We wouldn’t be serious about AI if we didn’t jump on the DeepSeek bandwagon.
It’s remarkable how it shook up the AI world. Not because it was the smartest model. Not because it was breaking records on academic leaderboards.
Because it was cheaper.
The DeepSeek moment signals a shift in AI. For years, the industry operated under a maximalist philosophy. Starting with GPT-1, each successive generation was orders of magnitude bigger (and more expensive) than the last. The logic became self-reinforcing: a model was considered better because it was bigger, and it had to be bigger because that’s what made it better.
To prove this was true, we relied on tests—esoteric benchmarks understood only by AI researchers, along with more familiar but equally dubious measures, like the SAT and the bar exam, which GPT-4 passed (or did it?).
But did any of this make AI meaningfully better for users? Arguably not. That’s not to say AI hasn’t improved since OpenAI launched ChatGPT in 2022—it has. But the real progress didn’t come from pushing intelligence to its theoretical limits through ever-bigger models. It came from making AI faster, cheaper, and more accessible.
If I’d asked people what they wanted…
…they’d have said a faster horse, said Henry Ford (or did he?).

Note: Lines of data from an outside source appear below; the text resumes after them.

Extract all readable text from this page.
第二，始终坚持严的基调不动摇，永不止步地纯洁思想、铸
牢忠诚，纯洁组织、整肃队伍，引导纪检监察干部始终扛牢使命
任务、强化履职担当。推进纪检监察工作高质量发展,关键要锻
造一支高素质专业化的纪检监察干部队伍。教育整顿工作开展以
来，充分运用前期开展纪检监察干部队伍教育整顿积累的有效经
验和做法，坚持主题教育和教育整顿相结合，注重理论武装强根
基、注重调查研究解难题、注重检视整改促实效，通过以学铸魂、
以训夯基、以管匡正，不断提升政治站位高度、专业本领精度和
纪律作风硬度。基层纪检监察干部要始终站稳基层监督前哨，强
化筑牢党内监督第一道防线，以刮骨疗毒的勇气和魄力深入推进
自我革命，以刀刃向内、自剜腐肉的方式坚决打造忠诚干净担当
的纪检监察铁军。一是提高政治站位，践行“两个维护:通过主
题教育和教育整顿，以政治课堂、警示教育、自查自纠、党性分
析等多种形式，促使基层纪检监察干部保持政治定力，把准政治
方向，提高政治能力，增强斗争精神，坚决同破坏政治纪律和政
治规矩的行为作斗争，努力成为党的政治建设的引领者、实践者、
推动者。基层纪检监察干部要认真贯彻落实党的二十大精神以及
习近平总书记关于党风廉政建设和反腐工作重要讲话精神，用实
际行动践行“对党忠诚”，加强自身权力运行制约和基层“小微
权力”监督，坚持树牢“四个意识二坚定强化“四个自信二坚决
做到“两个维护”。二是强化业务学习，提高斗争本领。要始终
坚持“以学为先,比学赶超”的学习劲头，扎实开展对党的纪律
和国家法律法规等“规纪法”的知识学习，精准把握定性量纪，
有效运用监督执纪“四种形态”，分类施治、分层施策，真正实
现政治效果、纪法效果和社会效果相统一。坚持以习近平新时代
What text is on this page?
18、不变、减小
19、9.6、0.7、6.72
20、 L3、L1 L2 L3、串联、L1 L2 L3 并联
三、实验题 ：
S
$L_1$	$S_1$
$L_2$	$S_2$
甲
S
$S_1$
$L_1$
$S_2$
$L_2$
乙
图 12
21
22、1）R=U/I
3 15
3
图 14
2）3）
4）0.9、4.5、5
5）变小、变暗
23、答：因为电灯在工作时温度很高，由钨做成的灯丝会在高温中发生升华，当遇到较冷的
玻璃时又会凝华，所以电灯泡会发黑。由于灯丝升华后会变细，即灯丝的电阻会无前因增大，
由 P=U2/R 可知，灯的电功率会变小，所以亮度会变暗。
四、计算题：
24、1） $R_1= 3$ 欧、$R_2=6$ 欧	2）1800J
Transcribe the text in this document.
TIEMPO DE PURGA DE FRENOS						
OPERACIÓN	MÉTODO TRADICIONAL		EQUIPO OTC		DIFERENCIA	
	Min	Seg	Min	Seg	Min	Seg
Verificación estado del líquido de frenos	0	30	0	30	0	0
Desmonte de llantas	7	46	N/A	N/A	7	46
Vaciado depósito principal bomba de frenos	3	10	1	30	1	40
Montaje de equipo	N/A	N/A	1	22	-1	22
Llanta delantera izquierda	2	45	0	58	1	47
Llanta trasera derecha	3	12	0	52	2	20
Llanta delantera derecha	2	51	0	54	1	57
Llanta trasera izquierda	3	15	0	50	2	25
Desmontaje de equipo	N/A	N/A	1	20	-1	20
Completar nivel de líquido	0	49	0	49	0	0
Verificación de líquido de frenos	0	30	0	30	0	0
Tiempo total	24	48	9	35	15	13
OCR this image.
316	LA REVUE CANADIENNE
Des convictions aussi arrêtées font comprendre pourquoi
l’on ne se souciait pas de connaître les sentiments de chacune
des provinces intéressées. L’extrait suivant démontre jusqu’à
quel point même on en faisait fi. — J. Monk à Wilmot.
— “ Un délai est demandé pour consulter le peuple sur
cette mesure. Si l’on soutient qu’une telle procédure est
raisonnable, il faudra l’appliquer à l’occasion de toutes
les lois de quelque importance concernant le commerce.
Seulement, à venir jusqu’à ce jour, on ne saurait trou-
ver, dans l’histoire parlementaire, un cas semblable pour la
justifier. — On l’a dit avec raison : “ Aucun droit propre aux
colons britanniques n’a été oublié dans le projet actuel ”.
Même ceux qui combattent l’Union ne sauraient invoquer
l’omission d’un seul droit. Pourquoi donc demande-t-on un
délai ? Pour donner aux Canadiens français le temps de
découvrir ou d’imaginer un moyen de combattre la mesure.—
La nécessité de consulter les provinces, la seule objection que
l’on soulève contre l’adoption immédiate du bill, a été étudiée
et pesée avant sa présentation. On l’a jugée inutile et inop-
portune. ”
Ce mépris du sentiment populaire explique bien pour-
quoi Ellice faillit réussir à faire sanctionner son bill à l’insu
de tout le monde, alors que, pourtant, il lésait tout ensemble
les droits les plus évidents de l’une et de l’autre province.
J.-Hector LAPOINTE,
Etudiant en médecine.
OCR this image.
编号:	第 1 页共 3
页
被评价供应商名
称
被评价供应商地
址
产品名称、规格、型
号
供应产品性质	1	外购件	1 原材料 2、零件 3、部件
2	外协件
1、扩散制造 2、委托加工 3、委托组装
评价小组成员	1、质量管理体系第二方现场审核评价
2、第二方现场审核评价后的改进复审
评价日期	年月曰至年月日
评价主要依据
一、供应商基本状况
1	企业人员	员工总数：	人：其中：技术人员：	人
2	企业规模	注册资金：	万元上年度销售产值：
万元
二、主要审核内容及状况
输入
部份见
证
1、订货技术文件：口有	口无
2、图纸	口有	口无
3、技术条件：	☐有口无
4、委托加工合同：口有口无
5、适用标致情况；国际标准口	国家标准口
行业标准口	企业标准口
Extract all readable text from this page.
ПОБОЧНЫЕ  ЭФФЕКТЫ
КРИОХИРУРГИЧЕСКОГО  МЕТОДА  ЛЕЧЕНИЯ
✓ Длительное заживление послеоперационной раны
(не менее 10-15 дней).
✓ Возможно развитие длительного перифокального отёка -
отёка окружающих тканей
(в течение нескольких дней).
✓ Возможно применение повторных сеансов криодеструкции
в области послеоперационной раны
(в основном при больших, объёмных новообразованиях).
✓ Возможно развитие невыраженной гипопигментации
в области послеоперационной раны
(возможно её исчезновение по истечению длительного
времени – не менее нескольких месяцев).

Depending on who you ask, that maxim is either an indictment of market research—a call for visionary inventors to ignore what consumers say to build what they need—or the opposite: a lesson in deep empathy, showing that true innovation comes from understanding the intent behind what people ask for, not just taking their words at face value.
Both interpretations, though, agree on one thing: faster horses are bad.
But what if they aren’t? What if the real breakthroughs—the ones that reshape industries and change how people live—come not from chasing the grandest vision, but from making things cheaper, easier, and well, faster?
Which AI development do you think made the bigger impact in users’ lives—passing the bar exam or any of the following?
Longer context windows that improve memory in conversations.
Lower inference costs that make AI commercially viable.
Lower latency that makes responses feel instant.
Higher reliability that makes models more dependable in production.
Seamless integration into existing tools.
This isn’t a dismissal of fundamental AI research—pushing the boundaries of what’s possible will always matter. And benchmarks aren’t without use—after all, the remarkable thing about DeepSeek is that it was cheap and performed just as well as proprietary models in industry benchmarks.
But when it comes to real-world impact, progress isn’t measured by leaderboard rankings or viral demos. It’s measured by whether AI makes people’s lives easier in tangible ways. A model that can pass the bar exam doesn’t change much for us. A cheaper model does.
At Collected Company, we call this Market-Aligned Product Development (MAP-D)—the idea that AI should be built not just for intelligence or hype, but for impact. That means two things:
Deep Technical Understanding – Knowing how AI works at a fundamental level to understand what it can do and what it can’t.
Deep Business Understanding – Identifying where AI can actually move the needle for companies.
The biggest leaps don’t come from making something theoretically better; they come from making it practically useful.
This isn’t just a theory—it’s a pattern we’ve seen play out before. And history offers a clear example of what happens when companies mistake technical superiority for real-world impact.
“Better” is an empty ideal. “Faster” is what the people want.
A great example of a leader in market-aligned product development was Ford’s competitor, Alfred Sloan, who headed up GM in the 1920s.
As this HBR blog post points out, GM ate half of Ford’s market share over the course of just 5 years. How? By selling cars “for every purse and purpose.” In other words: products that fit people’s actual needs.

Ford had the better car. The Model T was a marvel of engineering—efficient to produce, technically advanced, and built to last. But better is slippery. GM, on the other hand, made cars that were more practical, more customizable, and more accessible to different kinds of buyers. That’s what actually mattered.
The AI industry has the same problem. It chases better—models that score higher on benchmarks, pack in more parameters, and showcase flashier capabilities. But better is an abstraction, defined and redefined by whatever metric happens to be in vogue.
Faster, though? Faster is real. Faster is felt. It’s the difference between an AI tool that seamlessly integrates into a workflow and one that slows it down. Between something people rely on and something they abandon.
The biggest impact in AI won’t come from pushing intelligence to its theoretical limits. It’ll come from making AI work the way people actually need it to. And most of the time, that means not just making it better, but making it faster, cheaper, and easier to use.